De jongste vroeg of het klopte dat 'wij' Amerikanen gek vonden. Ik werd gered door opa. Die bracht onmiddellijk Trump naar voren. Ik haakte er gretig bij aan. Toen kreeg de vader een telefoontje. Hij polste met een blik razendsnel zijn vrouw, zij knikte, hij nam op en ging op mijn terras zitten bellen. Intussen kocht opa een exemplaar van Waantje en daar moest natuurlijk een opdracht in. In de zitkamer barstten de meisjes in huilen uit. Ze gingen met hun rug naar mij toe op mijn trapje zitten. De moeder in het midden, een arm om elke schouder.

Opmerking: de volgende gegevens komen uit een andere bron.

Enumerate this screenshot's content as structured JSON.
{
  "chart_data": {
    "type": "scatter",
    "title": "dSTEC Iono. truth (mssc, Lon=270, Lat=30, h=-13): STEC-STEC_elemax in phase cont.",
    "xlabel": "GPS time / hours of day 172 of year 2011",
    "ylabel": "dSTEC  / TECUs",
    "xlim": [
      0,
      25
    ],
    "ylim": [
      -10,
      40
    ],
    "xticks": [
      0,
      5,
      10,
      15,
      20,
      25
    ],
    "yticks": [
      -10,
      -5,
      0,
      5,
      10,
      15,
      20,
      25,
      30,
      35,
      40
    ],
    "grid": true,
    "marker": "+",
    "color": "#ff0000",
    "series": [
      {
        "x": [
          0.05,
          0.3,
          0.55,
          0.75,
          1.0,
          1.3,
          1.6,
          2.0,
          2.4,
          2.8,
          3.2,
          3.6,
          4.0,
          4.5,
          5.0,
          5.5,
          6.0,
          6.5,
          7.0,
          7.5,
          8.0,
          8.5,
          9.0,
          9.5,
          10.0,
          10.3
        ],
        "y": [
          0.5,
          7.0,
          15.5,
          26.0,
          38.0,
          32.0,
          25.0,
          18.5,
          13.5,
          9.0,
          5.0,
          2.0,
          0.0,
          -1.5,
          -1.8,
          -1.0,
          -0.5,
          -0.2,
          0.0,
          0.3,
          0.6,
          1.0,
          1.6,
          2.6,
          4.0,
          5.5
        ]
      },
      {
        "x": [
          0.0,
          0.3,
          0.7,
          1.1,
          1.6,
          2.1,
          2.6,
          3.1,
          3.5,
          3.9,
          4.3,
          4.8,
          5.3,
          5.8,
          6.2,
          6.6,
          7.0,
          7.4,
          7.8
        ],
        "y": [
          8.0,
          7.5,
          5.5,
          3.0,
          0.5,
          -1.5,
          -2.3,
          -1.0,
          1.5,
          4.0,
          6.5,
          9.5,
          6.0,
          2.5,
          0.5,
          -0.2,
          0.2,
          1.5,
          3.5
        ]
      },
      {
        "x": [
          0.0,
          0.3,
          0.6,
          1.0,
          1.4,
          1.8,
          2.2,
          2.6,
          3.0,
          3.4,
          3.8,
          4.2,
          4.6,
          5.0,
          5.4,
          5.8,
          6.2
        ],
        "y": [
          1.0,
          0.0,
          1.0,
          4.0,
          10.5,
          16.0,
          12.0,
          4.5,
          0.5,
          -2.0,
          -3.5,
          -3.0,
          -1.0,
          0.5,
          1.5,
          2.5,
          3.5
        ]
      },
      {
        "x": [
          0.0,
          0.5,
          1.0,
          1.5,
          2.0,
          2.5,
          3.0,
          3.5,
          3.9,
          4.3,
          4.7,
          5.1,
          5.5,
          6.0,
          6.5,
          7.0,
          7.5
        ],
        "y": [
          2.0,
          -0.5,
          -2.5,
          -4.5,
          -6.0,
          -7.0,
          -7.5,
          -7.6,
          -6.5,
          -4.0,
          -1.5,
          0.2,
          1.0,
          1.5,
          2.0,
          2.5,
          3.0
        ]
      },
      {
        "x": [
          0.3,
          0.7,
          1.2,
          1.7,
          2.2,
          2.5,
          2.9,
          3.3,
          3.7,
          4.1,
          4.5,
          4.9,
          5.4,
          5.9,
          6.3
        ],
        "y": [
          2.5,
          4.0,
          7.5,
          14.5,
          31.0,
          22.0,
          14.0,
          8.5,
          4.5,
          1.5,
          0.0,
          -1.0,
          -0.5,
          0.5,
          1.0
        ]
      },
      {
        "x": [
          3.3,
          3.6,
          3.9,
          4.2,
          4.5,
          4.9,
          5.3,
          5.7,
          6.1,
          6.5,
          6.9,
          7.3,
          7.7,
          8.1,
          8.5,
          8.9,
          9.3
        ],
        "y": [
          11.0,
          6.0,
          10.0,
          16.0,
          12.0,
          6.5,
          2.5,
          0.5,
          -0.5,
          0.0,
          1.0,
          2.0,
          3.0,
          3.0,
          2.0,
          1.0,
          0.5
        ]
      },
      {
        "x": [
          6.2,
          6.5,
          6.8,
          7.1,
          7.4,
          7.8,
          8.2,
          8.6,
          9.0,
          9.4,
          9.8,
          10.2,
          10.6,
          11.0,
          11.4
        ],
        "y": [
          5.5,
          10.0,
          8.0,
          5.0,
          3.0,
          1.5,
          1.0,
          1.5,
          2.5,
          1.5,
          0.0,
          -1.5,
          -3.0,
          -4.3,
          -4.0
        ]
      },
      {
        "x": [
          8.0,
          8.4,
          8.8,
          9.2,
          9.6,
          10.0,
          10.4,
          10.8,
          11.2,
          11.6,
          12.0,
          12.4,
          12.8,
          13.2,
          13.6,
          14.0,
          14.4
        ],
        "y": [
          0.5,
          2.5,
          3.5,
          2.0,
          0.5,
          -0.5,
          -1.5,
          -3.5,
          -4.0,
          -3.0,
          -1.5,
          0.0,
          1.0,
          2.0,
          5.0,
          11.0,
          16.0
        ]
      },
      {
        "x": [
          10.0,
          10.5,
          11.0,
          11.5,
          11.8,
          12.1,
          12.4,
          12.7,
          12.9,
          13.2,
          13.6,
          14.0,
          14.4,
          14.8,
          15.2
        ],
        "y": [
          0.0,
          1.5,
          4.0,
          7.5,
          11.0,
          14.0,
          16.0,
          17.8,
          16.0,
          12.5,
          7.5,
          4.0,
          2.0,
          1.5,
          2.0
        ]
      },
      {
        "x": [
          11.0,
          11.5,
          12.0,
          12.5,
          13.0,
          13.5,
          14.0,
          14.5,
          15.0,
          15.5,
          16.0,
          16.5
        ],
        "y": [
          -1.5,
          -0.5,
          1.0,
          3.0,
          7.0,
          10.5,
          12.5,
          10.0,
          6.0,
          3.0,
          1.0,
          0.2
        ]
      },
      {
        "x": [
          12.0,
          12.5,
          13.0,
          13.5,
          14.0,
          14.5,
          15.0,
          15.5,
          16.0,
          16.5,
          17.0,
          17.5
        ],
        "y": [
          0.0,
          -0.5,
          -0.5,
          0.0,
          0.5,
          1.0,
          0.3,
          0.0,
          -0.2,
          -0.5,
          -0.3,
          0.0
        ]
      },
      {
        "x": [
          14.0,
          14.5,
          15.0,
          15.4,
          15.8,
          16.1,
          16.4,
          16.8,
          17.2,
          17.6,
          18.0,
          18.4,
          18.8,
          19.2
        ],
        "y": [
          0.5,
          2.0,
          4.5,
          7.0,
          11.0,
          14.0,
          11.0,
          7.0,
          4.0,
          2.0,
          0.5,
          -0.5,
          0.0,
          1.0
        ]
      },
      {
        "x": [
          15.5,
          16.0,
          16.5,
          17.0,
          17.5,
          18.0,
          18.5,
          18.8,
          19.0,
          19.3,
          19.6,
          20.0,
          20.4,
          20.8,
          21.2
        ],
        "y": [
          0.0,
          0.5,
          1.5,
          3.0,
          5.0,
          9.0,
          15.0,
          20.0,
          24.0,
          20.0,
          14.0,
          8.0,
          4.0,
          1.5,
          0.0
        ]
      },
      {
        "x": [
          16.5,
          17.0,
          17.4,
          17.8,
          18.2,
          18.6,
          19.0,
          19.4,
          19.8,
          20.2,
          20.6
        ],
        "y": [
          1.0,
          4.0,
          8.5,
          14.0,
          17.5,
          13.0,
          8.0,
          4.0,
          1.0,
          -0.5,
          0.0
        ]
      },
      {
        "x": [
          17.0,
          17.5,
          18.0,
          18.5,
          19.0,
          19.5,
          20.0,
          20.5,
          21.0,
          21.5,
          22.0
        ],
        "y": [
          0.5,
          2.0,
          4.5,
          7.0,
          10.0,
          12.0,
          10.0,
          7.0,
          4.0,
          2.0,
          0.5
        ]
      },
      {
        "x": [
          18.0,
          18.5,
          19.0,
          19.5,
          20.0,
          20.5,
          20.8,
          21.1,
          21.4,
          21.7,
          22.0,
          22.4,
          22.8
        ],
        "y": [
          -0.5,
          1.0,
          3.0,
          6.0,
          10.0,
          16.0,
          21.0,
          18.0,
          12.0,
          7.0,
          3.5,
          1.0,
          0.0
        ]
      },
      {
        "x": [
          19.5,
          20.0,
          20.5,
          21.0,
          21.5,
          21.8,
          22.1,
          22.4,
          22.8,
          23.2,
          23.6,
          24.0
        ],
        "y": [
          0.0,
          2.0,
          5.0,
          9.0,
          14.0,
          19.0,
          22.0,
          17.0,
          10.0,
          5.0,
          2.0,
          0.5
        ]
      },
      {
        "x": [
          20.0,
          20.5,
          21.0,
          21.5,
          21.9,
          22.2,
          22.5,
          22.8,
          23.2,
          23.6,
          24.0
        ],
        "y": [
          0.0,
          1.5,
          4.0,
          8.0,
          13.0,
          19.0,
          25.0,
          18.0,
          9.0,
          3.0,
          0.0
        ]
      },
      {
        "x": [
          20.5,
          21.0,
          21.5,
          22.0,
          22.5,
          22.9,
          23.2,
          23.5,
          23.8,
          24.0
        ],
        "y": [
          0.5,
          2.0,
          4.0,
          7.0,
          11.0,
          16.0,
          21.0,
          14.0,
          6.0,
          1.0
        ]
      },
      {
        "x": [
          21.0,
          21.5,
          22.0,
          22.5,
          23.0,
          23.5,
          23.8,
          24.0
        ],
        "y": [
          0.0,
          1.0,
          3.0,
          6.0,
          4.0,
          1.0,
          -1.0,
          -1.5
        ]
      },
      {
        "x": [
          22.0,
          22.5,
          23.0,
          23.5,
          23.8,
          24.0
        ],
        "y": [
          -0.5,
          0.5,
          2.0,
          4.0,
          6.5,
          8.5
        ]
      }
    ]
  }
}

Ik keek naar opa. Ze hadden de hond moeten laten inslapen. Het was zo intens triest dat ik van de weeromstuit meehuilde. Maar opa vond dat blijkbaar niet genoeg. Inmiddels was de familie aan het facetimen met iemand die naast de overledene zat en ik moest van hem gaan kijken. Dat wilde ik niet. Hij bleef aandringen. Uiteindelijk sloop ik op mijn tenen tot achter het gezin, vader zat er nu ook bij, keek naar de labrador die dood op zijn zij lag en sloop weer terug. Niemand had wat gemerkt.
De meisjes bleven maar huilen, en opa vond het toen opeens een goed idee dat ik de opdracht die ik voor hen had geschreven even zou voorlezen. Ik zei dat ik dacht dat ze daar op dit moment niet op zaten te wachten. Ik liet mijn eigen mening nog even buiten beschouwing. Juist wel, vond hij. Dat zou ze afleiden. Ik moest in het midden van de zitkamer gaan staan en de meisjes voor mij. Ik keek in betraande ogen en fluisterde dat ze anders moesten gaan staan, met hun rug naar de camera toe. We schuifelden een kwartslag. Op het teken van de moeder begon ik. Dat was prima, maar ik moest het ook nog even in het Nederlands doen. Ik draaide de zinnen in de knoop en dacht: ach wat maakt het uit, om onmiddellijk daarna te denken: straks laten ze dit horen aan iemand die Nederlands verstaat en dan klopt er geen hout van, dus ging ik weer mijn best doen om uiteindelijk iets totaal onbegrijpelijks voor te lezen.